Since it is a branch of Oklahoma State University, one of the state’s two comprehensive research universities, Barnett said OSU-Tulsa’s student costs naturally represent some of the highest in a competitive Tulsa market, one ranging from Rogers State, Northeastern State, and Langston branch campuses to the University of Tulsa and Oral Roberts University.

Barnett said OSU must educate students on the value that brand brings. He pointed to a recent article in The Journal Record that illustrated the higher salaries graduates of OSU and University of Oklahoma earn over time.

“We need to make sure we’re communicating that value, what it means to have a degree from a comprehensive research facility,” he said. “We can prove the value proposition fairly easy with statistics and you’ll be hearing more about that.”

Barnett also has started a $4 million fundraising effort to establish the first Tulsa campus scholarship program. That would fill a hole in its resources, which otherwise rely on tuition waivers to lure students.

Between its general campus across Interstate 244 from Oneok Field, and its health sciences campus just south of downtown and the Arkansas River, OSU’s 600-employee Tulsa organization spent more than $150 million in the metro area.

Barnett said its research arms at the OSU-Tulsa Helmerich Research Center and the Centers for Health Sciences also pursue intellectual advances that could boost the Oklahoma economy.

“It’s my contention today that OSU here in Tulsa is really Tulsa’s research university,” he said. “We intend to build on that.

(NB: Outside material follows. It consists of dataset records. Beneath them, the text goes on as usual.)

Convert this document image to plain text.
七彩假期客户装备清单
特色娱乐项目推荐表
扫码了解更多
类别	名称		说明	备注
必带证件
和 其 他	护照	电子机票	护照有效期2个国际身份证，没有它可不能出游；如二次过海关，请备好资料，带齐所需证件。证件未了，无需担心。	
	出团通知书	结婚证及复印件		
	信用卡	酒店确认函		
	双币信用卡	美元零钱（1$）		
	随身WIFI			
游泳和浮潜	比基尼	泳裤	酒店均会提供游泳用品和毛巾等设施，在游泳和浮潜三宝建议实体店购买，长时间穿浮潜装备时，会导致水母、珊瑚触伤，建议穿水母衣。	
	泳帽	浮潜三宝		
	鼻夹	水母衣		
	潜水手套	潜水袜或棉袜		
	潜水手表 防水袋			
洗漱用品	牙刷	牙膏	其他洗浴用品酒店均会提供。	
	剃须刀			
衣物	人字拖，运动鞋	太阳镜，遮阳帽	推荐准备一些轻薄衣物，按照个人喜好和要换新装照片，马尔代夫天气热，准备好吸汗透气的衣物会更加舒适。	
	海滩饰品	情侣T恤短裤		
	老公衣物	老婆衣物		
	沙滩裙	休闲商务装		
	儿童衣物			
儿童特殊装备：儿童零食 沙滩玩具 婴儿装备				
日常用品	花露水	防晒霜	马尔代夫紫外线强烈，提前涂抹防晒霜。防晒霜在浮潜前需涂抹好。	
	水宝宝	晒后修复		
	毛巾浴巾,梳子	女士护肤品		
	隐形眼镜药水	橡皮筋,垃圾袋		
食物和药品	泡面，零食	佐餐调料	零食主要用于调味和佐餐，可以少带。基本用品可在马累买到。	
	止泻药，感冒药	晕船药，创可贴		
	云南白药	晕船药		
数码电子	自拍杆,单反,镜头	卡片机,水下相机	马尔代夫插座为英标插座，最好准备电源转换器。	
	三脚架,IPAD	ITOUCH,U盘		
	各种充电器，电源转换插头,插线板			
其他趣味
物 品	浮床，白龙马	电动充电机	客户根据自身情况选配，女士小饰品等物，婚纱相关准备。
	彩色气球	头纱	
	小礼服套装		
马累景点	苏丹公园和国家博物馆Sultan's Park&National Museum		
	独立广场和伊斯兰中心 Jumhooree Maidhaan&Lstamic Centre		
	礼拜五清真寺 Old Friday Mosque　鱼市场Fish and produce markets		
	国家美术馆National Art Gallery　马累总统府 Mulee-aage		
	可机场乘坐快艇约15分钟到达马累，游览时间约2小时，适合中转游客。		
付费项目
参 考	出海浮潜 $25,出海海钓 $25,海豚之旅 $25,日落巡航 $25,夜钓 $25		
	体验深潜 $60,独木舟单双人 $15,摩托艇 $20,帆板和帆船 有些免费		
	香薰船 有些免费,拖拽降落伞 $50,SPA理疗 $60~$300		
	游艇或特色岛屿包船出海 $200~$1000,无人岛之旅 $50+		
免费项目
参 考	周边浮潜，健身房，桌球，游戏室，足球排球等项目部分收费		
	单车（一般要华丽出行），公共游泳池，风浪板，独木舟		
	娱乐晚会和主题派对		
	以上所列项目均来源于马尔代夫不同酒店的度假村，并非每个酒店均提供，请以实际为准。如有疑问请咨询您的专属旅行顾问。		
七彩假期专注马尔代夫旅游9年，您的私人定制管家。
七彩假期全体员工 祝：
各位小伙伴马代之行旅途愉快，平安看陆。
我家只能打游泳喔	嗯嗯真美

“Having been involved in economic development for most of my life in Tulsa, I know there has always been a hunger in this community for having a strong research university. We’re well on the road to fulfilling that dream,” Barnett said.

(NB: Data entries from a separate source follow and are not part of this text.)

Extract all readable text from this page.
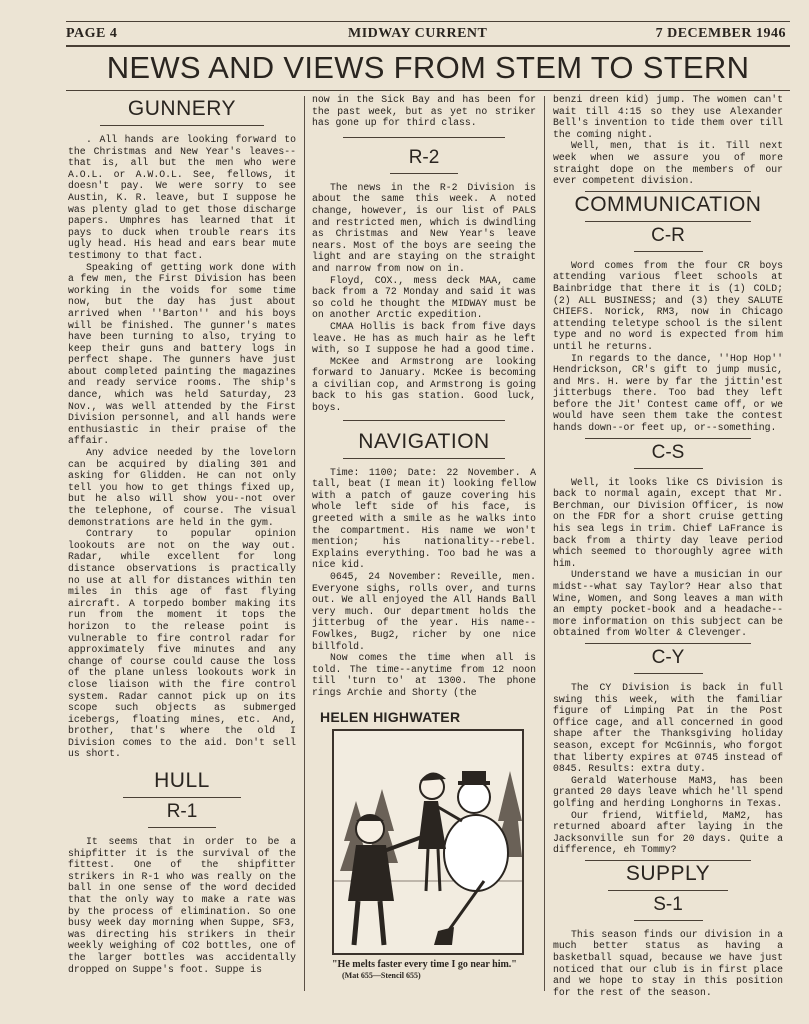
PAGE 4	MIDWAY CURRENT	7 DECEMBER 1946
NEWS AND VIEWS FROM STEM TO STERN
GUNNERY

. All hands are looking forward to the Christmas and New Year's leaves--that is, all but the men who were A.O.L. or A.W.O.L. See, fellows, it doesn't pay. We were sorry to see Austin, K. R. leave, but I suppose he was plenty glad to get those discharge papers. Umphres has learned that it pays to duck when trouble rears its ugly head. His head and ears bear mute testimony to that fact.

Speaking of getting work done with a few men, the First Division has been working in the voids for some time now, but the day has just about arrived when ''Barton'' and his boys will be finished. The gunner's mates have been turning to also, trying to keep their guns and battery logs in perfect shape. The gunners have just about completed painting the magazines and ready service rooms. The ship's dance, which was held Saturday, 23 Nov., was well attended by the First Division personnel, and all hands were enthusiastic in their praise of the affair.

Any advice needed by the lovelorn can be acquired by dialing 301 and asking for Glidden. He can not only tell you how to get things fixed up, but he also will show you--not over the telephone, of course. The visual demonstrations are held in the gym.

Contrary to popular opinion lookouts are not on the way out. Radar, while excellent for long distance observations is practically no use at all for distances within ten miles in this age of fast flying aircraft. A torpedo bomber making its run from the moment it tops the horizon to the release point is vulnerable to fire control radar for approximately five minutes and any change of course could cause the loss of the plane unless lookouts work in close liaison with the fire control system. Radar cannot pick up on its scope such objects as submerged icebergs, floating mines, etc. And, brother, that's where the old I Division comes to the aid. Don't sell us short.

HULL
R-1

It seems that in order to be a shipfitter it is the survival of the fittest. One of the shipfitter strikers in R-1 who was really on the ball in one sense of the word decided that the only way to make a rate was by the process of elimination. So one busy week day morning when Suppe, SF3, was directing his strikers in their weekly weighing of CO2 bottles, one of the larger bottles was accidentally dropped on Suppe's foot. Suppe is

now in the Sick Bay and has been for the past week, but as yet no striker has gone up for third class.

R-2

The news in the R-2 Division is about the same this week. A noted change, however, is our list of PALS and restricted men, which is dwindling as Christmas and New Year's leave nears. Most of the boys are seeing the light and are staying on the straight and narrow from now on in.

Floyd, COX., mess deck MAA, came back from a 72 Monday and said it was so cold he thought the MIDWAY must be on another Arctic expedition.

CMAA Hollis is back from five days leave. He has as much hair as he left with, so I suppose he had a good time.

McKee and Armstrong are looking forward to January. McKee is becoming a civilian cop, and Armstrong is going back to his gas station. Good luck, boys.

NAVIGATION

Time: 1100; Date: 22 November. A tall, beat (I mean it) looking fellow with a patch of gauze covering his whole left side of his face, is greeted with a smile as he walks into the compartment. His name we won't mention; his nationality--rebel. Explains everything. Too bad he was a nice kid.

0645, 24 November: Reveille, men. Everyone sighs, rolls over, and turns out. We all enjoyed the All Hands Ball very much. Our department holds the jitterbug of the year. His name--Fowlkes, Bug2, richer by one nice billfold.

Now comes the time when all is told. The time--anytime from 12 noon till 'turn to' at 1300. The phone rings Archie and Shorty (the

HELEN HIGHWATER
"He melts faster every time I go near him." (Mat 655—Stencil 655)

benzi dreen kid) jump. The women can't wait till 4:15 so they use Alexander Bell's invention to tide them over till the coming night.

Well, men, that is it. Till next week when we assure you of more straight dope on the members of our ever competent division.

COMMUNICATION
C-R

Word comes from the four CR boys attending various fleet schools at Bainbridge that there it is (1) COLD; (2) ALL BUSINESS; and (3) they SALUTE CHIEFS. Norick, RM3, now in Chicago attending teletype school is the silent type and no word is expected from him until he returns.

In regards to the dance, ''Hop Hop'' Hendrickson, CR's gift to jump music, and Mrs. H. were by far the jittin'est jitterbugs there. Too bad they left before the Jit' Contest came off, or we would have seen them take the contest hands down--or feet up, or--something.

C-S

Well, it looks like CS Division is back to normal again, except that Mr. Berchman, our Division Officer, is now on the FDR for a short cruise getting his sea legs in trim. Chief LaFrance is back from a thirty day leave period which seemed to thoroughly agree with him.

Understand we have a musician in our midst--what say Taylor? Hear also that Wine, Women, and Song leaves a man with an empty pocket-book and a headache--more information on this subject can be obtained from Wolter & Clevenger.

C-Y

The CY Division is back in full swing this week, with the familiar figure of Limping Pat in the Post Office cage, and all concerned in good shape after the Thanksgiving holiday season, except for McGinnis, who forgot that liberty expires at 0745 instead of 0845. Results: extra duty.

Gerald Waterhouse MaM3, has been granted 20 days leave which he'll spend golfing and herding Longhorns in Texas.

Our friend, Witfield, MaM2, has returned aboard after laying in the Jacksonville sun for 20 days. Quite a difference, eh Tommy?

SUPPLY
S-1

This season finds our division in a much better status as having a basketball squad, because we have just noticed that our club is in first place and we hope to stay in this position for the rest of the season.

The Helmerich center’s 16 researchers and 32 graduate students are focusing on four areas aiding Tulsa companies – nanotechnology, alternative energies, biosciences, and aerospace. Barnett is working to get the 123,000-square-foot facility to its full capacity of 20 researchers and 100 graduate students.

“We want to work with Tulsa businesses on research that means the best investment to them,” he said.

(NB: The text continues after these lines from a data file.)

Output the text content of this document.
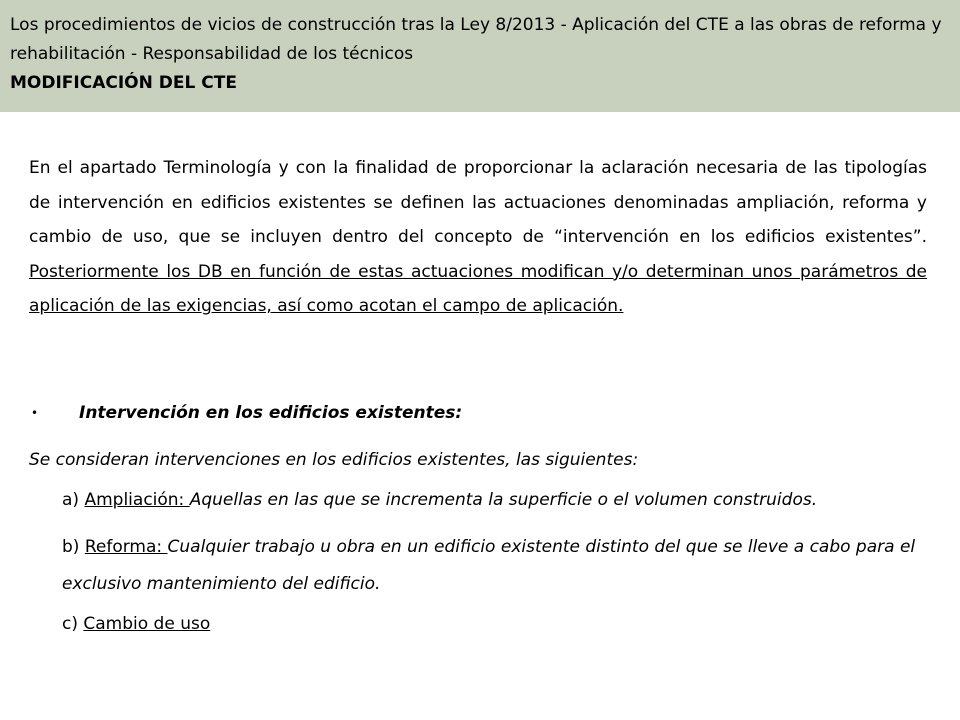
Los procedimientos de vicios de construcción tras la Ley 8/2013 - Aplicación del CTE a las obras de reforma y rehabilitación - Responsabilidad de los técnicos

MODIFICACIÓN DEL CTE

En el apartado Terminología y con la finalidad de proporcionar la aclaración necesaria de las tipologías de intervención en edificios existentes se definen las actuaciones denominadas ampliación, reforma y cambio de uso, que se incluyen dentro del concepto de “intervención en los edificios existentes”. Posteriormente los DB en función de estas actuaciones modifican y/o determinan unos parámetros de aplicación de las exigencias, así como acotan el campo de aplicación.

• Intervención en los edificios existentes:
Se consideran intervenciones en los edificios existentes, las siguientes:
a) Ampliación: Aquellas en las que se incrementa la superficie o el volumen construidos.
b) Reforma: Cualquier trabajo u obra en un edificio existente distinto del que se lleve a cabo para el exclusivo mantenimiento del edificio.
c) Cambio de uso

The university’s joint venture with the Tulsa Police Department also promises to boost research, although the campus still needs funds to outfit the fifth floor on that newly opened project.

When finished, Barnett said that will raise the Center for Health Sciences from 10,000 square feet of laboratory space to 50,000 square feet, giving OSU the largest concentration of biomedical researchers in the region.

Their current focus is autism and cardiovascular diagnostic research.

“Their focus is on things that make practical difference,” he said.

Barnett noted the key role the medical school plays in helping the OSU Medical Center fill Tulsa’s uncompensated care need. The CHS also operates six clinics that see 125,000 patient visits annually, providing $3 million in indigent care.

From his role in those hospital negotiations, Barnett said he hopes to strengthen OSU’s relationship with the hospital and community.

“I want Tulsans to think of OSU in Tulsa as their public institution of higher education,” he said. “If we can do that, we can do great things.”